Tingkat partisipasi pemilih dalam pilpres 2014 lebih tinggi dibandingkan dalam pileg 2014 karena beberapa hal. pertama, mekanisme pilpres lebih sederhana dibanding pileg. Kedua, tingkat kompetisi di pileg 2014 lebih tinggi dibanding pileg 2014. Ketiga, kedekatan emosi pemilih dengan peserta pemilu di pilpres 2014 lebih tinggi dibanding dengan pileg 2014.

Partisipasi pemilih yang rendah pada pemilu legislatif dapat disebabkan oleh beberapa persoalan. Persoalan pertama berada di pendataan pemilih dimana hal ini merupakan bagian awal tahapan pemilu. Terdapat kecenderungan bahwa jika masyarakat tidak terdaftar namanya di daftar pemilih, mereka tidak akan tergerak untuk datang ke TPS. Selain itu, persoalan pendataan juga terjadi terutama pada masyarakat yang tinggal di kawasan khusus seperti di grey area termasuk rumah susun, pemukiman elite termasuk apartemen, Lembaga Pemasyarakatan atau Rumah Tahanan, dan wilayah kepulauan, dimana masyarakat di kawasan ini menyumbang problematik tingkat partisipasi pemilih dalam pileg dan pilpres 2014. Partisipasi masyarakat penyandang disabilitas juga belum optimal terutama juga berada di titik pendataan pemilih, meskipun pelayanan di TPS yang kurang memadai bagi mereka menyebabkan sebagian dari penyandang disabilitas enggan untuk datang kembali ke TPS. Problem kejenuhan pemilih (voter fatigue) juga turut menyumbang penurunan partisipasi pemilih terutama terjadi pada kasus pemungutan suara ulang pemilu legislatif.

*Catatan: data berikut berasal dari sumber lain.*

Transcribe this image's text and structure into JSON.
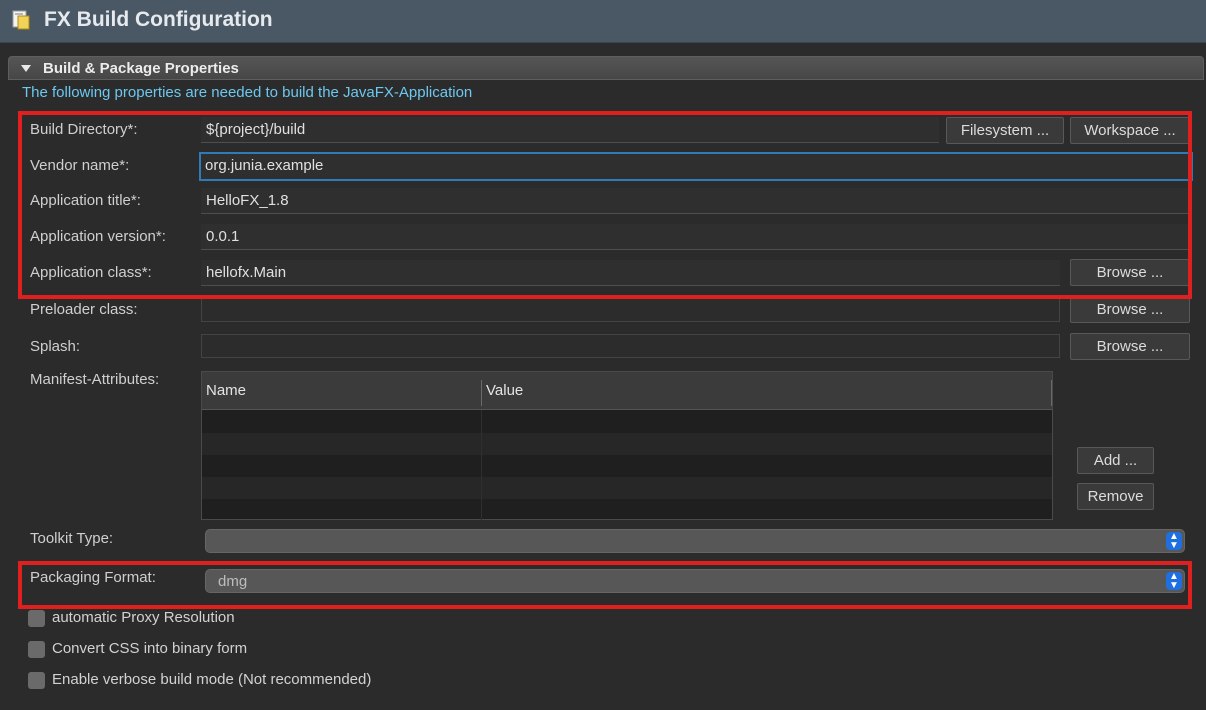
{
  "window": {
    "title": "FX Build Configuration",
    "icon": "document-icon"
  },
  "section": {
    "title": "Build & Package Properties",
    "description": "The following properties are needed to build the JavaFX-Application"
  },
  "fields": {
    "build_dir": {
      "label": "Build Directory*:",
      "value": "${project}/build"
    },
    "vendor": {
      "label": "Vendor name*:",
      "value": "org.junia.example"
    },
    "app_title": {
      "label": "Application title*:",
      "value": "HelloFX_1.8"
    },
    "app_version": {
      "label": "Application version*:",
      "value": "0.0.1"
    },
    "app_class": {
      "label": "Application class*:",
      "value": "hellofx.Main"
    },
    "preloader": {
      "label": "Preloader class:",
      "value": ""
    },
    "splash": {
      "label": "Splash:",
      "value": ""
    }
  },
  "buttons": {
    "filesystem": "Filesystem ...",
    "workspace": "Workspace ...",
    "browse": "Browse ...",
    "add": "Add ...",
    "remove": "Remove"
  },
  "manifest": {
    "label": "Manifest-Attributes:",
    "columns": [
      "Name",
      "Value"
    ],
    "rows": []
  },
  "toolkit": {
    "label": "Toolkit Type:",
    "value": ""
  },
  "packaging": {
    "label": "Packaging Format:",
    "value": "dmg"
  },
  "checkboxes": [
    {
      "label": "automatic Proxy Resolution",
      "checked": false
    },
    {
      "label": "Convert CSS into binary form",
      "checked": false
    },
    {
      "label": "Enable verbose build mode (Not recommended)",
      "checked": false
    }
  ],
  "colors": {
    "highlight": "#e01f1f",
    "accent": "#1f6fe0",
    "description_text": "#6cc8f0"
  }
}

Tingkat partisipasi pemilih di TPS-TPS yang melaksanakan Pemungutan Suara Ulang (PSU), rata- rata turun sebanyak 10 persen.

Rendahnya tingkat partisipasi yang mencengangkan terjadi pada masyarakat Indonesia yang berada di luar negeri dalam pemilu legislatif 2014. Beberapa hal yang dianggap menjadi penyebabnya antara lain; pertama, ketidak-tahuan mereka akan calon politisi yang akan mereka pilih. Kedua, banyak pemilih luar negeri yang tidak mengetahui pemilu yang sedang berlangsung untuk memilih apa. Ketiga, prosedur dan jangka waktu yang diberikan oleh petugas yang sangat singkat pada saat pemungutan suara di TPSLN. Keempat, banyak perusahaan yang menolak penggunaan dropbox. Sementara kelima, tidak sedikit majikan yang tidak memberikan akses kepada pekerja Indonesia untuk berpartisipasi dalam pemilu.